Cluster Split Brain

We have been having issues with our cluster split braining a few times this week. Here is the error logs. Anything I can take a look at?

http://www.pastie.org/2527719
http://www.pastie.org/pastes/2527779

Can you check the logs, see why the nodes disconnect (you should see log
messages on nodes being disconnected).

On Tue, Sep 13, 2011 at 9:43 PM, phobos182 phobos182@gmail.com wrote:

We have been having issues with our cluster split braining a few times this
week. Here is the error logs. Anything I can take a look at?

http://www.pastie.org/2527719

--
View this message in context:
http://elasticsearch-users.115913.n3.nabble.com/Cluster-Split-Brain-tp3333510p3333510.html
Sent from the Elasticsearch Users mailing list archive at Nabble.com.

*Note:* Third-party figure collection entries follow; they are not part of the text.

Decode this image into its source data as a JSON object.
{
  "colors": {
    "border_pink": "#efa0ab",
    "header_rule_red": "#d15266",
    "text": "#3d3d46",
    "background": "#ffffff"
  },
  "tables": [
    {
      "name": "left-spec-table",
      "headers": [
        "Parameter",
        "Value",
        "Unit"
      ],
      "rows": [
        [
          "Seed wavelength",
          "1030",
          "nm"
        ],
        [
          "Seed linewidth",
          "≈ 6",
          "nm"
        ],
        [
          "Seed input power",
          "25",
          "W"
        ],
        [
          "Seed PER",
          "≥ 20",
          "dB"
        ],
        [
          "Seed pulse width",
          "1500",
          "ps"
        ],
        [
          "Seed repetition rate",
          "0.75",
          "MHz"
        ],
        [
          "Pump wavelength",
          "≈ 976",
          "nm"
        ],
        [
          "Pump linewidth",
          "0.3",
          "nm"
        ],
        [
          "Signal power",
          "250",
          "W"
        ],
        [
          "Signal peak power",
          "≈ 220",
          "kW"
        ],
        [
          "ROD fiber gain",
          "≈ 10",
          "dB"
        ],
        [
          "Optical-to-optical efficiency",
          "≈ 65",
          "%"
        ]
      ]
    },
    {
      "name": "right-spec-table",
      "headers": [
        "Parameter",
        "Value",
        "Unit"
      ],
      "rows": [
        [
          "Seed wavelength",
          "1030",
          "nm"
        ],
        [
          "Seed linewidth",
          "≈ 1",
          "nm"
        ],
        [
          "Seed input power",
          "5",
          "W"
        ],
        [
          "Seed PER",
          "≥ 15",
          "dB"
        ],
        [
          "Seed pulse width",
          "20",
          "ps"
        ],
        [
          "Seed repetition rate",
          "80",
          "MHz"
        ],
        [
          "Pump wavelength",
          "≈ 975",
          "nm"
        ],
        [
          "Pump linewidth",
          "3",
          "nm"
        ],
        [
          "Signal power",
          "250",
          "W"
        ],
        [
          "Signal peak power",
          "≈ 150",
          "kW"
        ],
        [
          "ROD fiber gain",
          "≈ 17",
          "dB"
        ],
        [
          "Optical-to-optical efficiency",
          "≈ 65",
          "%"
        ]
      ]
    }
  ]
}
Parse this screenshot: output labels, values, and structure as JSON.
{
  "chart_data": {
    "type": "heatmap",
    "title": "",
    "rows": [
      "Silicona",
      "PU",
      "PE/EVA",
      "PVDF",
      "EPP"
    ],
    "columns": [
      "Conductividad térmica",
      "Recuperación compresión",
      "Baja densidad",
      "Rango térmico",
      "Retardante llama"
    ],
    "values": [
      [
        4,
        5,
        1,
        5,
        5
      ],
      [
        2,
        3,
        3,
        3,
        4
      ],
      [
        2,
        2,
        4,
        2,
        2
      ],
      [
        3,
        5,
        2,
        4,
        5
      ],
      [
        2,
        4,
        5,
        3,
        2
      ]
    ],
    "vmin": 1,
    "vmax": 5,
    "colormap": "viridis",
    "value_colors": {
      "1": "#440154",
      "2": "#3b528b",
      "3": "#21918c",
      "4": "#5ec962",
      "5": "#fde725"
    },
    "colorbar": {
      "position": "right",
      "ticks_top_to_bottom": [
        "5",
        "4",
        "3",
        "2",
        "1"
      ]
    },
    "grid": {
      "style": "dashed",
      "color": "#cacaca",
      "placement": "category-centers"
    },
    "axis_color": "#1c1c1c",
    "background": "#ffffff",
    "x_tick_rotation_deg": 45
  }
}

It happened again, and this time I have the log files.

192.168.200.110

http://www.pastie.org/pastes/2537779

192.168.200.109

http://www.pastie.org/pastes/2537721

Master

http://www.pastie.org/pastes/2537751
http://www.pastie.org/pastes/2537894

It looks like the "Master" went offline where it could not ping anybody else, or something to that fact. But it came back online shortly. Why would the cluster split brain if one node went down (That happens to be the master)? I'm sure the cluster had quorum to route around a failed node.

It also looks like the master went haywire with the cluster updates during that time. Went from version 900 to 925 in less than a second.

I don't see the log messages of the node being disconnected from the
cluster.

On Thu, Sep 15, 2011 at 6:04 PM, phobos182 phobos182@gmail.com wrote:

It happened again, and this time I have the log files.

http://www.pastie.org/pastes/2537721

--
View this message in context:
http://elasticsearch-users.115913.n3.nabble.com/Cluster-Split-Brain-tp3333510p3339227.html
Sent from the Elasticsearch Users mailing list archive at Nabble.com.

I wanted to follow up on this.

It turns out that the version of the CentOS 6 kernel that we were using had an issue with the bnx2 driver for the BroadCom NICs in our servers which would cause very short lived, but temporary outages for the interfaces.

We updated the Kernel drivers, rebooted each node, and have not seen this error since. The tip off was the error message in the logs that a server could not be pinged for 20-30s. Considering we have a very robust 480Gbit/s network core with 10GB LAG's, this pointed directly to the servers.